“States still operating a capital punishment system are incapable of administering the death penalty free from racial discrimination and arbitrariness.” So argues Alexis Hoag (pictured), Practitioner in Residence at the Eric H. Holder Jr. Initiative for Civil and Political Rights at Columbia University, in an article in the Spring 2020 issue of the Columbia Human Rights Law Review.
Hoag’s article, Valuing Black Lives: A Case for Ending the Death Penalty was published in connection with the Columbia Law School’s Symposium, Furman’s Legacy: New Challenges to the Overbreadth of Capital Punishment. She writes that the death penalty violates the Fourteenth Amendment to the U.S. Constitution because, in the nearly half-century since Furman v. Georgia declared existing U.S. death-penalty statutes unconstitutional, the capital punishment laws enacted in its wake continue to systemically discriminate on the basis of the race of murder victims.
“Since its inception, the disproportionate imposition of the death penalty has denied murdered Black victims the equal protection of the laws,” Hoag writes, placing a higher value on the lives of white murder victims while undervaluing the lives of Black murder victims. “Capital punishment is supposed to be reserved for those who commit the ‘worst of the worst’ crimes. Instead, as a result of bias, prejudice and racism, it is disproportionality reserved for those charged with killing white victims.”
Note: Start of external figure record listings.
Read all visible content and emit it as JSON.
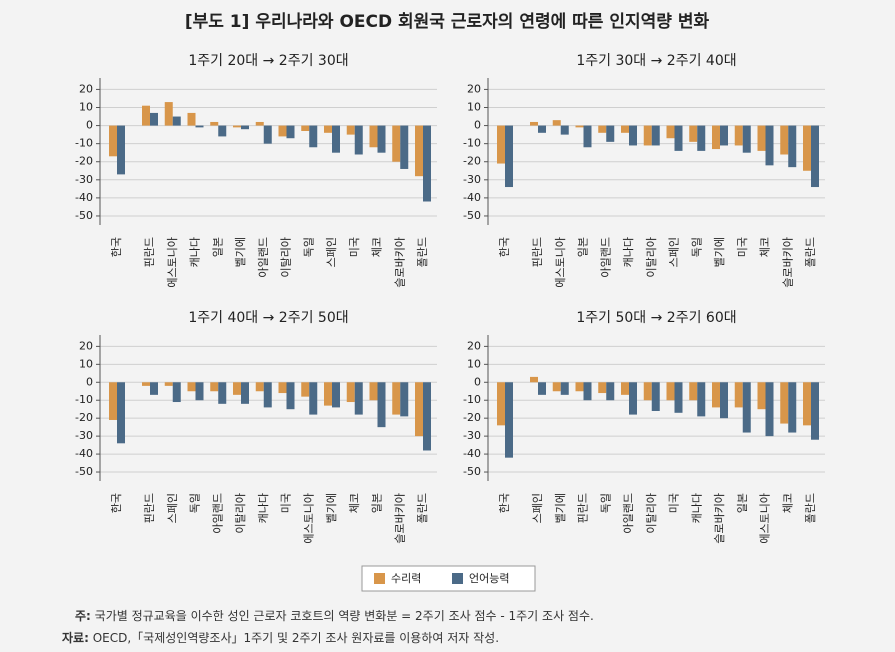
{
  "title": "[부도 1] 우리나라와 OECD 회원국 근로자의 연령에 따른 인지역량 변화",
  "legend": [
    {
      "name": "수리력",
      "color": "#d8964a"
    },
    {
      "name": "언어능력",
      "color": "#4b6a87"
    }
  ],
  "chart_data": [
    {
      "type": "bar",
      "title": "1주기 20대 → 2주기 30대",
      "categories": [
        "한국",
        "핀란드",
        "에스토니아",
        "캐나다",
        "일본",
        "벨기에",
        "아일랜드",
        "이탈리아",
        "독일",
        "스페인",
        "미국",
        "체코",
        "슬로바키아",
        "폴란드"
      ],
      "series": [
        {
          "values": [
            -17,
            11,
            13,
            7,
            2,
            -1,
            2,
            -6,
            -3,
            -4,
            -5,
            -12,
            -20,
            -28
          ]
        },
        {
          "values": [
            -27,
            7,
            5,
            -1,
            -6,
            -2,
            -10,
            -7,
            -12,
            -15,
            -16,
            -15,
            -24,
            -42
          ]
        }
      ],
      "ylim": [
        -55,
        23
      ],
      "yticks": [
        20,
        10,
        0,
        -10,
        -20,
        -30,
        -40,
        -50
      ],
      "grid": true
    },
    {
      "type": "bar",
      "title": "1주기 30대 → 2주기 40대",
      "categories": [
        "한국",
        "핀란드",
        "에스토니아",
        "일본",
        "아일랜드",
        "캐나다",
        "이탈리아",
        "스페인",
        "독일",
        "벨기에",
        "미국",
        "체코",
        "슬로바키아",
        "폴란드"
      ],
      "series": [
        {
          "values": [
            -21,
            2,
            3,
            -1,
            -4,
            -4,
            -11,
            -7,
            -9,
            -13,
            -11,
            -14,
            -16,
            -25
          ]
        },
        {
          "values": [
            -34,
            -4,
            -5,
            -12,
            -9,
            -11,
            -11,
            -14,
            -14,
            -11,
            -15,
            -22,
            -23,
            -34
          ]
        }
      ],
      "ylim": [
        -55,
        23
      ],
      "yticks": [
        20,
        10,
        0,
        -10,
        -20,
        -30,
        -40,
        -50
      ],
      "grid": true
    },
    {
      "type": "bar",
      "title": "1주기 40대 → 2주기 50대",
      "categories": [
        "한국",
        "핀란드",
        "스페인",
        "독일",
        "아일랜드",
        "이탈리아",
        "캐나다",
        "미국",
        "에스토니아",
        "벨기에",
        "체코",
        "일본",
        "슬로바키아",
        "폴란드"
      ],
      "series": [
        {
          "values": [
            -21,
            -2,
            -2,
            -5,
            -5,
            -7,
            -5,
            -6,
            -8,
            -13,
            -11,
            -10,
            -18,
            -30
          ]
        },
        {
          "values": [
            -34,
            -7,
            -11,
            -10,
            -12,
            -12,
            -14,
            -15,
            -18,
            -14,
            -18,
            -25,
            -19,
            -38
          ]
        }
      ],
      "ylim": [
        -55,
        23
      ],
      "yticks": [
        20,
        10,
        0,
        -10,
        -20,
        -30,
        -40,
        -50
      ],
      "grid": true
    },
    {
      "type": "bar",
      "title": "1주기 50대 → 2주기 60대",
      "categories": [
        "한국",
        "스페인",
        "벨기에",
        "핀란드",
        "독일",
        "아일랜드",
        "이탈리아",
        "미국",
        "캐나다",
        "슬로바키아",
        "일본",
        "에스토니아",
        "체코",
        "폴란드"
      ],
      "series": [
        {
          "values": [
            -24,
            3,
            -5,
            -5,
            -6,
            -7,
            -10,
            -10,
            -10,
            -14,
            -14,
            -15,
            -23,
            -24
          ]
        },
        {
          "values": [
            -42,
            -7,
            -7,
            -10,
            -10,
            -18,
            -16,
            -17,
            -19,
            -20,
            -28,
            -30,
            -28,
            -32
          ]
        }
      ],
      "ylim": [
        -55,
        23
      ],
      "yticks": [
        20,
        10,
        0,
        -10,
        -20,
        -30,
        -40,
        -50
      ],
      "grid": true
    }
  ],
  "notes": [
    {
      "label": "주:",
      "text": " 국가별 정규교육을 이수한 성인 근로자 코호트의 역량 변화분 = 2주기 조사 점수 - 1주기 조사 점수."
    },
    {
      "label": "자료:",
      "text": " OECD,「국제성인역량조사」1주기 및 2주기 조사 원자료를 이용하여 저자 작성."
    }
  ]
}
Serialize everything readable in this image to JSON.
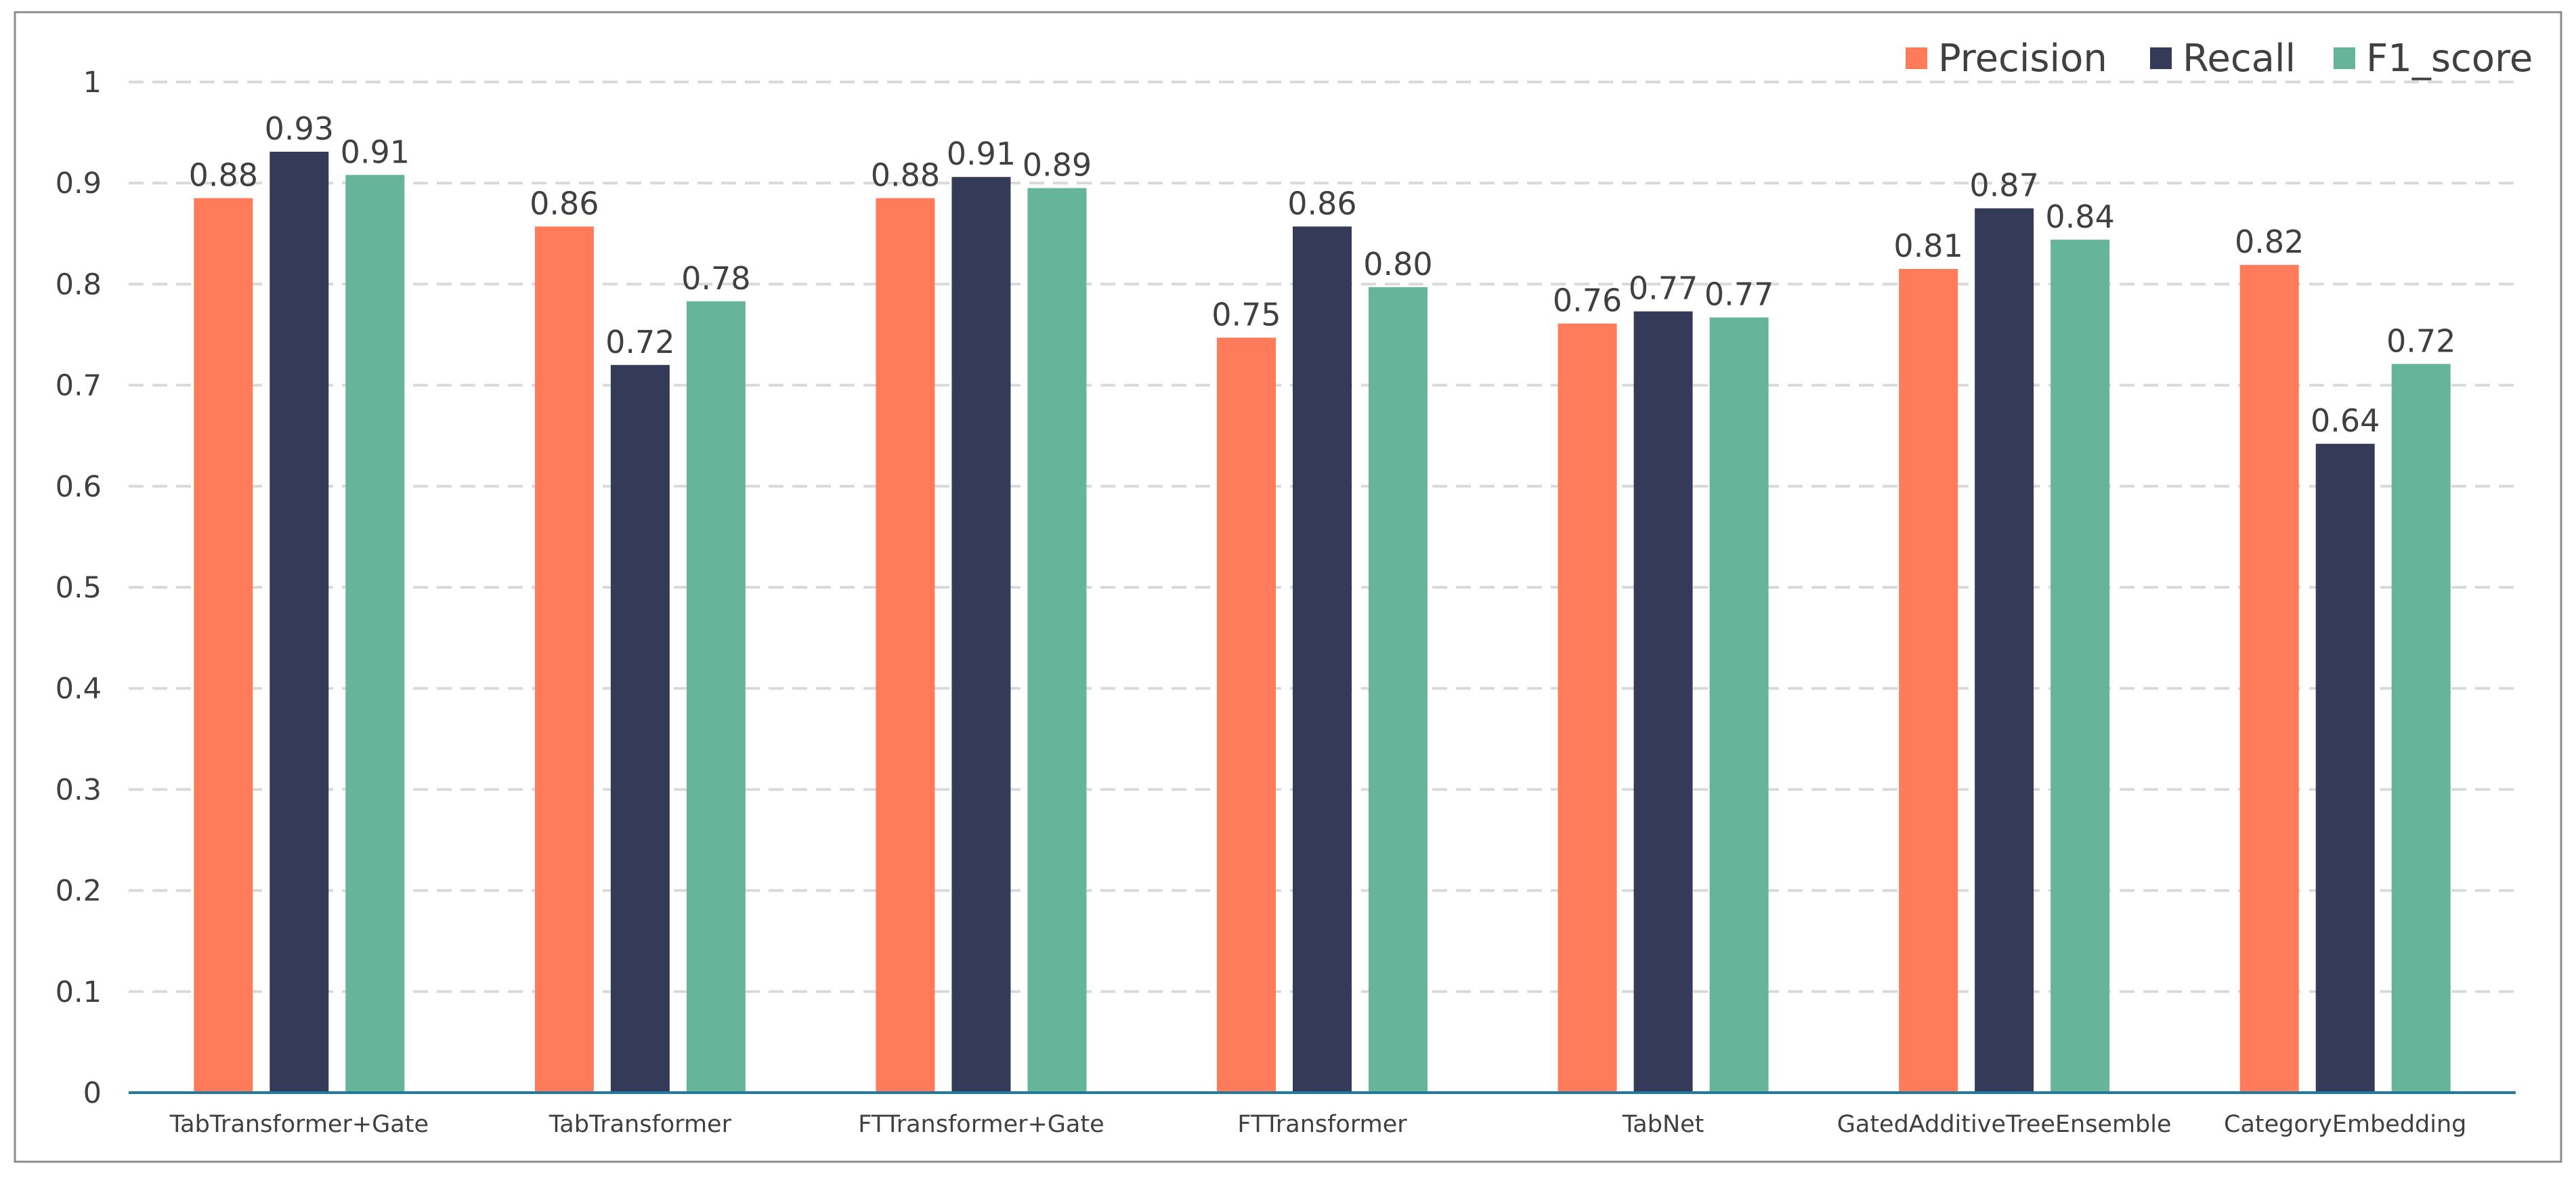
{
  "chart_data": {
    "type": "bar",
    "title": "",
    "xlabel": "",
    "ylabel": "",
    "ylim": [
      0,
      1
    ],
    "yticks": [
      0,
      0.1,
      0.2,
      0.3,
      0.4,
      0.5,
      0.6,
      0.7,
      0.8,
      0.9,
      1
    ],
    "ytick_labels": [
      "0",
      "0.1",
      "0.2",
      "0.3",
      "0.4",
      "0.5",
      "0.6",
      "0.7",
      "0.8",
      "0.9",
      "1"
    ],
    "grid": true,
    "legend_position": "top-right",
    "categories": [
      "TabTransformer+Gate",
      "TabTransformer",
      "FTTransformer+Gate",
      "FTTransformer",
      "TabNet",
      "GatedAdditiveTreeEnsemble",
      "CategoryEmbedding"
    ],
    "series": [
      {
        "name": "Precision",
        "color": "#FF7B5A",
        "values": [
          0.885,
          0.857,
          0.885,
          0.747,
          0.761,
          0.815,
          0.819
        ],
        "labels": [
          "0.88",
          "0.86",
          "0.88",
          "0.75",
          "0.76",
          "0.81",
          "0.82"
        ]
      },
      {
        "name": "Recall",
        "color": "#363A59",
        "values": [
          0.931,
          0.72,
          0.906,
          0.857,
          0.773,
          0.875,
          0.642
        ],
        "labels": [
          "0.93",
          "0.72",
          "0.91",
          "0.86",
          "0.77",
          "0.87",
          "0.64"
        ]
      },
      {
        "name": "F1_score",
        "color": "#66B59A",
        "values": [
          0.908,
          0.783,
          0.895,
          0.797,
          0.767,
          0.844,
          0.721
        ],
        "labels": [
          "0.91",
          "0.78",
          "0.89",
          "0.80",
          "0.77",
          "0.84",
          "0.72"
        ]
      }
    ],
    "colors": {
      "grid": "#D9D9D9",
      "axis": "#1F7A9E",
      "frame": "#8C8C8C",
      "text": "#404040"
    }
  }
}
Hoag traces the devaluation of Black victims from early American slave codes that treated crimes against slaves as property crimes against white slaveholders to Antebellum laws that explicitly established different offenses and different punishments based upon the races of the victims and alleged perpetrators. She describes how the blatantly racist application of criminal law across the South contributed to the adoption of the Fourteenth Amendment. “When Senator Jacob Howard of Michigan introduced the Amendment to the Senate, he explained: ‘It prohibits the hanging of a black man for a crime for which the white man is not to be hanged.’ Forefront in the framers’ minds was to provide redress to Black victims of crimes, and to end the legal discrepancies that had long existed in Southern states.”
Hoag examines the consequences of the U.S. Supreme Court’s decision in McCleskey v. Kemp, which rejected a Fourteenth Amendment equal protection challenge to the death penalty that was supported by strong statistical evidence of persistent racial disparities in the application of the death penalty. Although this evidence was the type routinely accepted as proof in other equal protection cases alleging discrimination in education, employment, and access to housing, the Court said this evidence of systemic discriminatory law enforcement was not probative of discrimination in an individual case.
“[F]inding an equal protection violation,” Hoag writes, “would have required the Court to acknowledge deeply entrenched, systemic racism in the administration of the death penalty. It was unwilling to concede that racism, bias, and prejudice played a role in police investigations, prosecutor charging decisions, and jury and judge decision-making.” Instead, Hoag says, the Court “created a regime where the most relevant and probative evidence — i.e., historical discrimination and deliberate disproportionate punishment — could not be used to establish a Fourteenth Amendment equal protection violation. This undermined the intent to extend redressability to Black people inherent in the Fourteenth Amendment.”
With an additional three decades of data documenting the continuing discriminatory application of the death penalty, Hoag advocates that a new challenge to the constitutionality of the death penalty should be mounted, “centered on the undervaluation of Black lives.” That challenge should identify specific cases that appear as close to identical as possible on their face but resulted in a death sentence for a Black defendant charged with murdering a white victim and no capital prosecution at all for a defendant charged with murdering a Black victim. Defense counsel should then marshal the evidence of “racism in the community where the cases are being prosecuted, in the prosecuting attorney’s office, and in the investigating police department” and “evidence of racial discrimination from the specific prosecutors involved in the charging decisions — their record of [discriminatory jury selection practices], their personnel files, and any public statements they have made.”
No death penalty system will eliminate racism from its application, Hoag argues, so long as “the American public and the justice system continue to undervalue Black lives. Where multiple actors in the justice system — law enforcement, prosecuting attorneys, and the jury — all contribute to consistent race-of-victim disparities in death sentencing, there can be no constitutional administration of capital punishment.”
Hoag concludes, “Placing equal value on Black lives — perpetrators and victims — relative to white lives, would compel the criminal legal system to address longstanding racial discrimination in the operation of the death penalty. Rather than expand or even reform capital punishment, the only solution is abolition.” Abolition, she says, “forces the law to confront the dehumanization, violence, and racial degradation inherent in death sentencing. Empirical evidence gathered since Furman illustrates that our nation is incapable of administering the death penalty free from racial discrimination. It is time for this nation to cease tinkering with the machinery of death and to abolish capital punishment.”